6. Het bevoegd gezag neemt de beslissing over toelating van een leerling
zo spoedig mogelijk doch uiterlijk 6 weken na ontvangst van de
aanmelding. Indien de beslissing, bedoeld in de vorige volzin, niet
binnen 6 weken kan worden gegeven, deelt het bevoegd gezag dit aan de
ouders mede en noemt het daarbij een zo kort mogelijke termijn
waarbinnen de beslissing wel tegemoet kan worden gezien, welke termijn
ten hoogste 4 weken bedraagt. 

7. Indien de aanmelding een kind betreft dat niet is ingeschreven op een
andere school, een school voor speciaal onderwijs, een school voor
speciaal en voortgezet speciaal onderwijs of een instelling voor
speciaal en voortgezet speciaal onderwijs, en de beslissing over de
toelating is 10 weken na de dag waarop het verzoek om toelating is
gedaan nog niet genomen, wordt het kind met ingang van de dag volgend op
bedoelde 10 weken, doch niet eerder dan de datum waarop het kind de
leeftijd heeft bereikt om te kunnen worden toegelaten tot de school,
tijdelijk geplaatst op de school en als leerling ingeschreven. Indien de
leerling wordt toegelaten, wordt de tijdelijke plaatsing omgezet in een
definitieve plaatsing. Indien de toelating van de leerling wordt
geweigerd of een beslissing wordt genomen de aanmelding niet te
behandelen, wordt de tijdelijke plaatsing beëindigd en wordt de
leerling uitgeschreven met ingang van de dag die volgt op de dag waarop
de toelating wordt geweigerd of de beslissing wordt genomen de
aanmelding niet te behandelen. 

8. Een leerling wordt niet toegelaten tot een speciale school voor
basisonderwijs dan nadat het samenwerkingsverband waartoe de speciale
school voor basisonderwijs behoort de leerling toelaatbaar heeft
verklaard tot het onderwijs aan een speciale school voor basisonderwijs
in het samenwerkingsverband. De beslissing over de toelaatbaarheid is
geen besluit als bedoeld in artikel 8:4 onder e van de Algemene wet
bestuursrecht.

9. De toelating van een leerling van een basisschool tot een speciale
school voor basisonderwijs van het samenwerkingsverband waaraan de
basisschool deelneemt wordt niet geweigerd op denominatieve gronden,
tenzij de ouders van de leerling weigeren te verklaren dat zij de
grondslag van het onderwijs van de school zullen respecteren.

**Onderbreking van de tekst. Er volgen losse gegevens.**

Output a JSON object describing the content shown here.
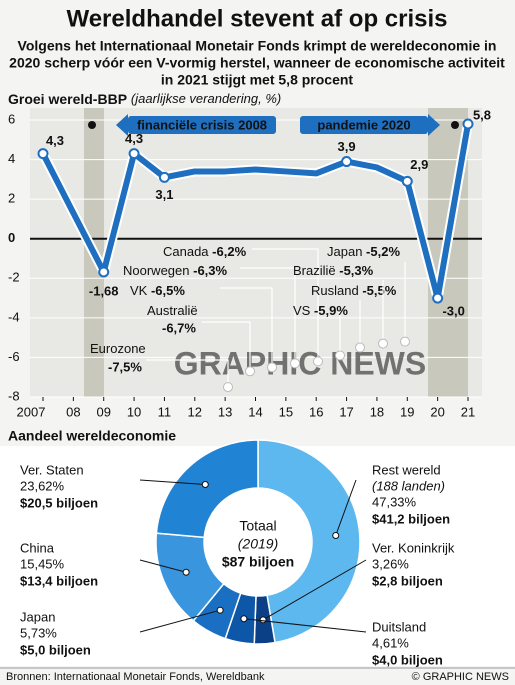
{
  "title": "Wereldhandel stevent af op crisis",
  "subtitle": [
    "Volgens het Internationaal Monetair Fonds krimpt de wereldeconomie in",
    "2020 scherp vóór een V-vormig herstel, wanneer de economische activiteit",
    "in 2021 stijgt met 5,8 procent"
  ],
  "chart_data": [
    {
      "type": "line",
      "title": "Groei wereld-BBP",
      "subtitle": "(jaarlijkse verandering, %)",
      "categories": [
        "2007",
        "08",
        "09",
        "10",
        "11",
        "12",
        "13",
        "14",
        "15",
        "16",
        "17",
        "18",
        "19",
        "20",
        "21"
      ],
      "values": [
        4.3,
        1.3,
        -1.68,
        4.3,
        3.1,
        3.4,
        3.4,
        3.5,
        3.4,
        3.3,
        3.9,
        3.6,
        2.9,
        -3.0,
        5.8
      ],
      "value_labels": [
        "4,3",
        null,
        "-1,68",
        "4,3",
        "3,1",
        null,
        null,
        null,
        null,
        null,
        "3,9",
        null,
        "2,9",
        "-3,0",
        "5,8"
      ],
      "color": "#1f6fc1",
      "ylim": [
        -8,
        6
      ],
      "yticks": [
        -8,
        -6,
        -4,
        -2,
        0,
        2,
        4,
        6
      ],
      "grid": true,
      "annotations": [
        "financiële crisis 2008",
        "pandemie 2020"
      ],
      "forecast_2020": [
        {
          "name": "Eurozone",
          "value": -7.5,
          "value_label": "-7,5%"
        },
        {
          "name": "Australië",
          "value": -6.7,
          "value_label": "-6,7%"
        },
        {
          "name": "VK",
          "value": -6.5,
          "value_label": "-6,5%"
        },
        {
          "name": "Noorwegen",
          "value": -6.3,
          "value_label": "-6,3%"
        },
        {
          "name": "Canada",
          "value": -6.2,
          "value_label": "-6,2%"
        },
        {
          "name": "VS",
          "value": -5.9,
          "value_label": "-5,9%"
        },
        {
          "name": "Rusland",
          "value": -5.5,
          "value_label": "-5,5%"
        },
        {
          "name": "Brazilië",
          "value": -5.3,
          "value_label": "-5,3%"
        },
        {
          "name": "Japan",
          "value": -5.2,
          "value_label": "-5,2%"
        }
      ],
      "watermark": "GRAPHIC NEWS"
    },
    {
      "type": "pie",
      "donut": true,
      "title": "Aandeel wereldeconomie",
      "categories": [
        "Rest wereld",
        "Ver. Koninkrijk",
        "Duitsland",
        "Japan",
        "China",
        "Ver. Staten"
      ],
      "values": [
        47.33,
        3.26,
        4.61,
        5.73,
        15.45,
        23.62
      ],
      "value_labels": [
        "47,33%",
        "3,26%",
        "4,61%",
        "5,73%",
        "15,45%",
        "23,62%"
      ],
      "amounts": [
        "$41,2 biljoen",
        "$2,8 biljoen",
        "$4,0 biljoen",
        "$5,0 biljoen",
        "$13,4 biljoen",
        "$20,5 biljoen"
      ],
      "note": "(188 landen)",
      "colors": [
        "#5cb8ee",
        "#0b3f86",
        "#0d56a8",
        "#1a6fc2",
        "#3a95df",
        "#2183d3"
      ],
      "center": [
        "Totaal",
        "(2019)",
        "$87 biljoen"
      ]
    }
  ],
  "source": "Bronnen: Internationaal Monetair Fonds, Wereldbank",
  "credit": "© GRAPHIC NEWS"
}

10. Voordat wordt besloten tot verwijdering hoort het bevoegd gezag de
betrokken groepsleraar. Definitieve verwijdering van een leerling vindt
niet plaats dan nadat het bevoegd gezag ervoor heeft zorg gedragen dat
een andere school bereid is de leerling toe te laten. Onder andere
school kan ook worden verstaan een school voor speciaal onderwijs, een
school voor speciaal en voortgezet speciaal onderwijs of een instelling
voor speciaal en voortgezet speciaal onderwijs.

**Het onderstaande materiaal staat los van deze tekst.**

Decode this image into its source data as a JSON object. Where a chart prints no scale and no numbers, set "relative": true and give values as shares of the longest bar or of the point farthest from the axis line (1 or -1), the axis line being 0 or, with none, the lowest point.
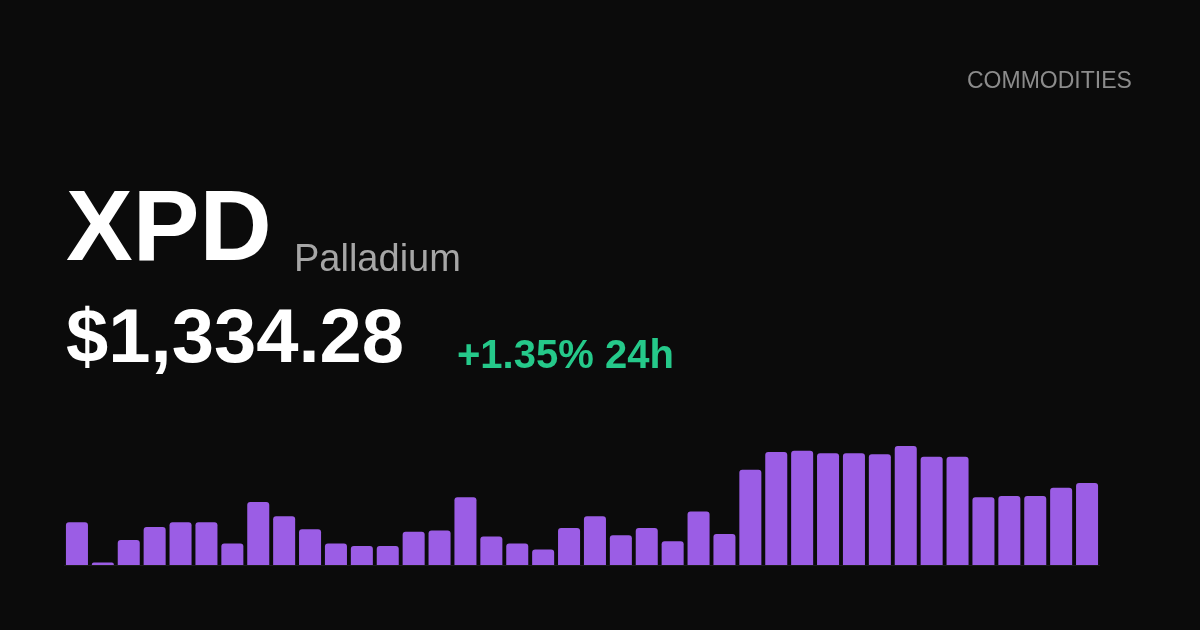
{
  "chart_data": {
    "type": "bar",
    "title": "XPD",
    "subtitle": "Palladium",
    "annotations": [
      "COMMODITIES",
      "$1,334.28",
      "+1.35% 24h"
    ],
    "categories": [
      null,
      null,
      null,
      null,
      null,
      null,
      null,
      null,
      null,
      null,
      null,
      null,
      null,
      null,
      null,
      null,
      null,
      null,
      null,
      null,
      null,
      null,
      null,
      null,
      null,
      null,
      null,
      null,
      null,
      null,
      null,
      null,
      null,
      null,
      null,
      null,
      null,
      null,
      null,
      null
    ],
    "values": [
      0.36,
      0.02,
      0.21,
      0.32,
      0.36,
      0.36,
      0.18,
      0.53,
      0.41,
      0.3,
      0.18,
      0.16,
      0.16,
      0.28,
      0.29,
      0.57,
      0.24,
      0.18,
      0.13,
      0.31,
      0.41,
      0.25,
      0.31,
      0.2,
      0.45,
      0.26,
      0.8,
      0.95,
      0.96,
      0.94,
      0.94,
      0.93,
      1,
      0.91,
      0.91,
      0.57,
      0.58,
      0.58,
      0.65,
      0.69
    ],
    "color": "#9b5de5",
    "relative": true
  }
}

11. Indien tegen het besluit, bedoeld in het eerste lid, van het bevoegd
gezag van een openbare school bezwaar is gemaakt, besluit het bevoegd
gezag in afwijking van artikel 7:10 van de Algemene wet bestuursrecht
binnen 4 weken gerekend vanaf de dag na die waarop de termijn voor het
indienen van het bezwaarschrift is verstreken.

U

Artikel 40a komt te luiden: 

Artikel 40a. Ontwikkelingsperspectief

1. Voor een leerling die extra ondersteuning behoeft, stelt het bevoegd
gezag nadat op overeenstemming gericht overleg is gevoerd met de ouders
een ontwikkelingsperspectief vast. 

2. Het ontwikkelingsperspectief wordt zo spoedig mogelijk, doch
uiterlijk binnen zes weken na de inschrijving van de leerling
vastgesteld. Indien het betreft een inschrijving op grond van artikel
40, zevende lid, wordt het ontwikkelingsperspectief uiterlijk binnen zes
weken na de definitieve plaatsing van de leerling vastgesteld. 

3. Het ontwikkelingsperspectief wordt ten minste één keer per
schooljaar met de ouders geëvalueerd.

4. Nadat op overeenstemming gericht overleg is gevoerd met de ouders kan
het bevoegd gezag het ontwikkelingsperspectief bijstellen.

5. Het ontwikkelingsperspectief bevat een omschrijving van de
begeleiding, bedoeld in artikel 8, vierde lid. Indien bij de inrichting
van het onderwijs wordt afgeweken van één of meer onderdelen van het
onderwijsprogramma, wordt dat in het ontwikkelingsperspectief vermeld.
Bij algemene maatregel van bestuur worden nadere voorschriften over de
inhoud van het ontwikkelingsperspectief vastgesteld.

V

Na artikel 40b wordt een artikel ingevoegd, luidend:

Artikel 40c. Schorsing 

1. Het bevoegd gezag kan met opgave van redenen een leerling voor een
periode van ten hoogste één week schorsen.

2. Het besluit tot schorsing wordt schriftelijk aan de ouders
bekendgemaakt.

3. Het bevoegd gezag stelt de inspectie van een schorsing voor een
periode langer dan één dag schriftelijk en met opgave van redenen in
kennis.

W

	Artikel 43 komt te luiden:

Artikel 43. Tijdelijke geschillencommissie toelating en verwijdering 

	1. Er is tot een bij koninklijk besluit te bepalen tijdstip een
landelijke commissie voor geschillen waarbij elke school, school als
bedoeld in de Wet op de expertisecentra en school als bedoeld in de Wet
op het voortgezet onderwijs is aangesloten.

	2. De commissie neemt kennis van geschillen tussen ouders en bevoegd
gezag van een school die ontstaan bij de toepassing van:

	a. artikel 40, derde, vierde, vijfde en tiende lid, en

	b. artikel 40a, eerste en vierde lid.

	3. De commissie brengt op verzoek van de ouders binnen 10 weken een
oordeel uit aan het bevoegd gezag, rekening houdend met het
schoolondersteuningsprofiel en het ondersteuningsplan. 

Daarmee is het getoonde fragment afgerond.